Our View on Veeva’s PBC Balancing Obligation
Throughout Veeva’s history, we have considered the interests of our customers, employees, partners, and the communities in which we operate as we have deliberated over what was in the best interests of our shareholders. We believe that most, if not all, companies that have achieved meaningful success and maintained market leadership over longer periods must, in various ways, prioritize the needs of their various stakeholders along with their shareholders. It is, we believe, a false dichotomy to suggest otherwise. Further, we do not believe that balancing the interests of all stakeholders will require us to take actions that do not maximize shareholder value over the long term.

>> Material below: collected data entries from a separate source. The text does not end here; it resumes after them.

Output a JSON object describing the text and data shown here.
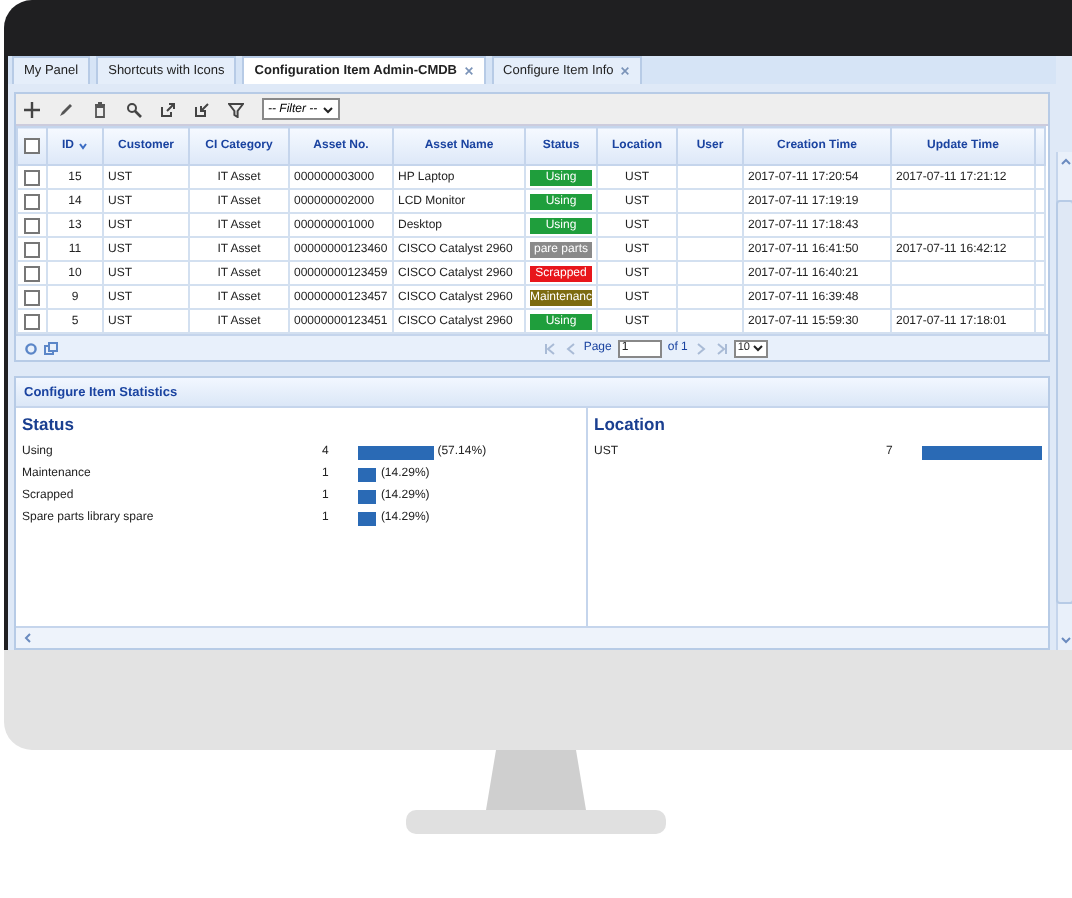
{
  "tabs": [
    {
      "label": "My Panel",
      "selected": false,
      "closable": false
    },
    {
      "label": "Shortcuts with Icons",
      "selected": false,
      "closable": false
    },
    {
      "label": "Configuration Item Admin-CMDB",
      "selected": true,
      "closable": true
    },
    {
      "label": "Configure Item Info",
      "selected": false,
      "closable": true
    }
  ],
  "toolbar": {
    "filter": "-- Filter --"
  },
  "table": {
    "header_checked": false,
    "columns": [
      {
        "label": "ID",
        "sorted_descending": true
      },
      {
        "label": "Customer"
      },
      {
        "label": "CI Category"
      },
      {
        "label": "Asset No."
      },
      {
        "label": "Asset Name"
      },
      {
        "label": "Status"
      },
      {
        "label": "Location"
      },
      {
        "label": "User"
      },
      {
        "label": "Creation Time"
      },
      {
        "label": "Update Time"
      }
    ],
    "rows": [
      {
        "checked": false,
        "id": "15",
        "customer": "UST",
        "category": "IT Asset",
        "asset_no": "000000003000",
        "asset_name": "HP Laptop",
        "status": {
          "label": "Using",
          "color": "#1f9e3c"
        },
        "location": "UST",
        "created": "2017-07-11 17:20:54",
        "updated": "2017-07-11 17:21:12"
      },
      {
        "checked": false,
        "id": "14",
        "customer": "UST",
        "category": "IT Asset",
        "asset_no": "000000002000",
        "asset_name": "LCD Monitor",
        "status": {
          "label": "Using",
          "color": "#1f9e3c"
        },
        "location": "UST",
        "created": "2017-07-11 17:19:19"
      },
      {
        "checked": false,
        "id": "13",
        "customer": "UST",
        "category": "IT Asset",
        "asset_no": "000000001000",
        "asset_name": "Desktop",
        "status": {
          "label": "Using",
          "color": "#1f9e3c"
        },
        "location": "UST",
        "created": "2017-07-11 17:18:43"
      },
      {
        "checked": false,
        "id": "11",
        "customer": "UST",
        "category": "IT Asset",
        "asset_no": "00000000123460",
        "asset_name": "CISCO Catalyst 2960",
        "status": {
          "label": "pare parts",
          "color": "#8a8a8a"
        },
        "location": "UST",
        "created": "2017-07-11 16:41:50",
        "updated": "2017-07-11 16:42:12"
      },
      {
        "checked": false,
        "id": "10",
        "customer": "UST",
        "category": "IT Asset",
        "asset_no": "00000000123459",
        "asset_name": "CISCO Catalyst 2960",
        "status": {
          "label": "Scrapped",
          "color": "#e8161b"
        },
        "location": "UST",
        "created": "2017-07-11 16:40:21"
      },
      {
        "checked": false,
        "id": "9",
        "customer": "UST",
        "category": "IT Asset",
        "asset_no": "00000000123457",
        "asset_name": "CISCO Catalyst 2960",
        "status": {
          "label": "Maintenanc",
          "color": "#7d6b10"
        },
        "location": "UST",
        "created": "2017-07-11 16:39:48"
      },
      {
        "checked": false,
        "id": "5",
        "customer": "UST",
        "category": "IT Asset",
        "asset_no": "00000000123451",
        "asset_name": "CISCO Catalyst 2960",
        "status": {
          "label": "Using",
          "color": "#1f9e3c"
        },
        "location": "UST",
        "created": "2017-07-11 15:59:30",
        "updated": "2017-07-11 17:18:01"
      }
    ]
  },
  "pager": {
    "label": "Page",
    "page": "1",
    "of": "of 1",
    "page_size": "10"
  },
  "stats": {
    "title": "Configure Item Statistics",
    "panels": [
      {
        "title": "Status",
        "rows": [
          {
            "label": "Using",
            "count": "4",
            "percent": "(57.14%)"
          },
          {
            "label": "Maintenance",
            "count": "1",
            "percent": "(14.29%)"
          },
          {
            "label": "Scrapped",
            "count": "1",
            "percent": "(14.29%)"
          },
          {
            "label": "Spare parts library spare",
            "count": "1",
            "percent": "(14.29%)"
          }
        ]
      },
      {
        "title": "Location",
        "rows": [
          {
            "label": "UST",
            "count": "7"
          }
        ]
      }
    ]
  }
}
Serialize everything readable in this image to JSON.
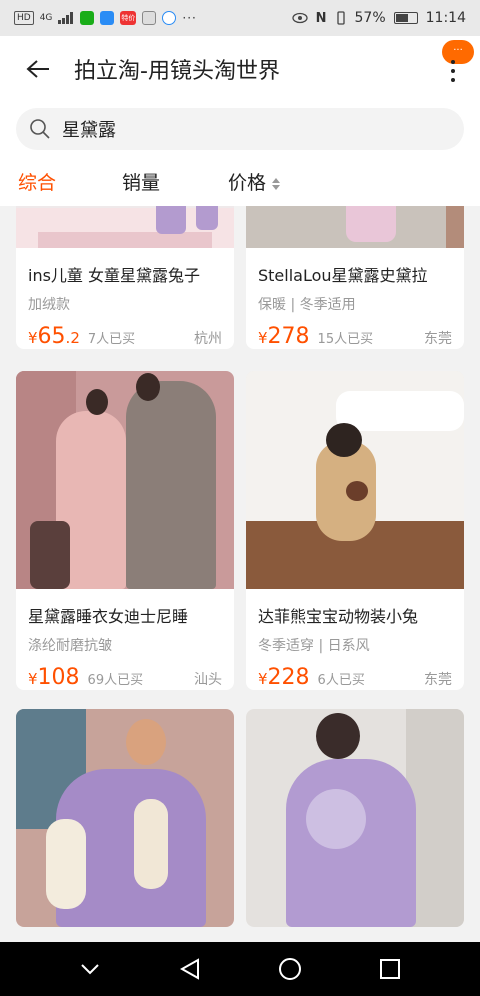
{
  "status_bar": {
    "network": "HD",
    "signal_label": "4G",
    "battery": "57%",
    "time": "11:14",
    "app_badge": "特价"
  },
  "header": {
    "title": "拍立淘-用镜头淘世界",
    "badge": "···"
  },
  "search": {
    "value": "星黛露"
  },
  "tabs": [
    {
      "label": "综合"
    },
    {
      "label": "销量"
    },
    {
      "label": "价格"
    }
  ],
  "products": [
    {
      "name": "ins儿童 女童星黛露兔子",
      "tags": "加绒款",
      "currency": "¥",
      "price_int": "65",
      "price_dec": ".2",
      "sold": "7人已买",
      "location": "杭州"
    },
    {
      "name": "StellaLou星黛露史黛拉",
      "tags": "保暖 | 冬季适用",
      "currency": "¥",
      "price_int": "278",
      "price_dec": "",
      "sold": "15人已买",
      "location": "东莞"
    },
    {
      "name": "星黛露睡衣女迪士尼睡",
      "tags": "涤纶耐磨抗皱",
      "currency": "¥",
      "price_int": "108",
      "price_dec": "",
      "sold": "69人已买",
      "location": "汕头"
    },
    {
      "name": "达菲熊宝宝动物装小兔",
      "tags": "冬季适穿 | 日系风",
      "currency": "¥",
      "price_int": "228",
      "price_dec": "",
      "sold": "6人已买",
      "location": "东莞"
    }
  ],
  "colors": {
    "accent": "#ff5000",
    "muted": "#999999"
  }
}
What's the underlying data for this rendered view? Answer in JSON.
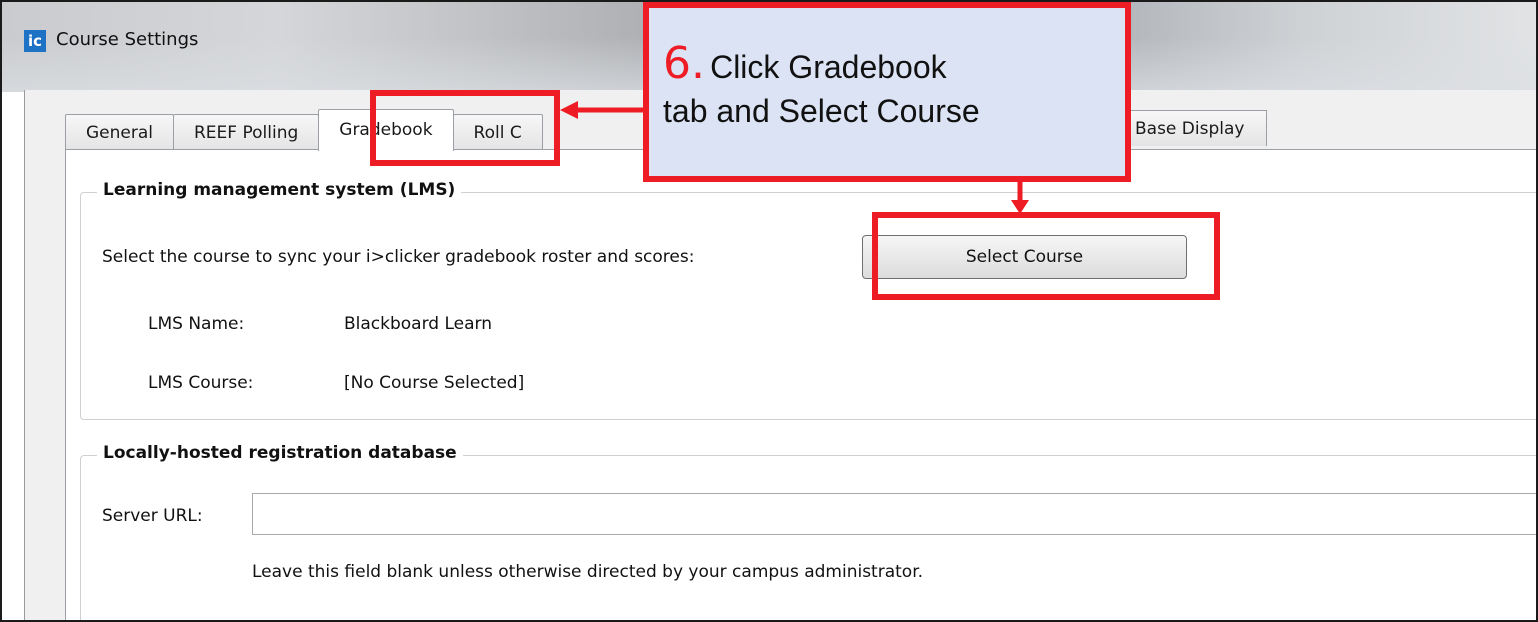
{
  "window": {
    "title": "Course Settings",
    "icon_label": "ic"
  },
  "tabs": [
    {
      "label": "General",
      "active": false
    },
    {
      "label": "REEF Polling",
      "active": false
    },
    {
      "label": "Gradebook",
      "active": true
    },
    {
      "label": "Roll C",
      "active": false
    },
    {
      "label": "Base Display",
      "active": false
    }
  ],
  "lms": {
    "legend": "Learning management system (LMS)",
    "prompt": "Select the course to sync your i>clicker gradebook roster and scores:",
    "select_button": "Select Course",
    "name_label": "LMS Name:",
    "name_value": "Blackboard Learn",
    "course_label": "LMS Course:",
    "course_value": "[No Course Selected]"
  },
  "registration": {
    "legend": "Locally-hosted registration database",
    "server_url_label": "Server URL:",
    "server_url_value": "",
    "hint": "Leave this field blank unless otherwise directed by your campus administrator."
  },
  "callout": {
    "step": "6.",
    "line1": "Click Gradebook",
    "line2": "tab and Select Course",
    "highlight_color": "#ee1c24",
    "fill_color": "#dbe3f4"
  }
}
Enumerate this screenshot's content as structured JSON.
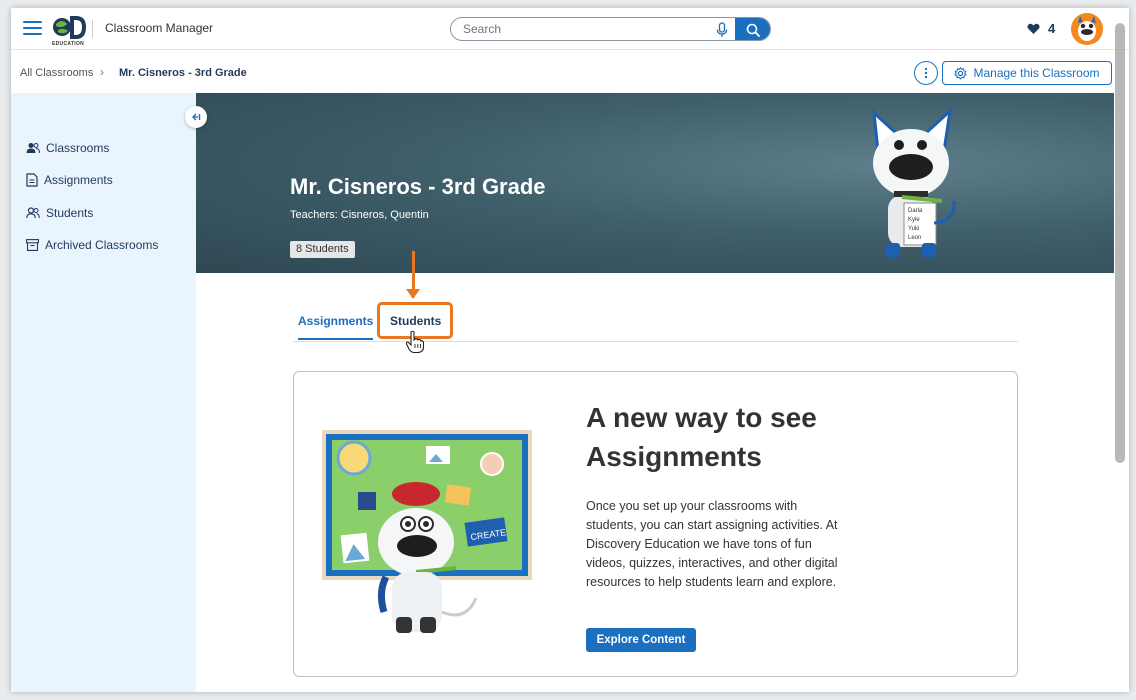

As a PBC, we would still have a fiduciary duty to shareholders. And while our stated public benefit purpose must have a positive effect on non-shareholders, it may also benefit shareholders. We believe our proposed public benefit purpose does. Our obligation would be to balance the financial interests of shareholders with the best interests of those materially affected by our conduct and the public benefit purpose we have proposed. It is hard to envision a circumstance in which those interests would not be aligned over the long term. Shareholders benefit over the long term when employees are engaged and happy and when customers are more productive. In the primary industry we serve—life sciences—a more productive customer may also mean better outcomes for patients and society as a whole when, for instance, a clinical trial can be started more quickly and administered more efficiently using our technology solutions. These benefits for our customers would naturally result in financial benefits for Veeva and its shareholders. It is our Board’s belief that it is appropriate to memorialize our commitment to consider the interests of multiple stakeholders as an essential part of our effort to create long-term, sustainable value for shareholders and, if done well, a societal benefit as well.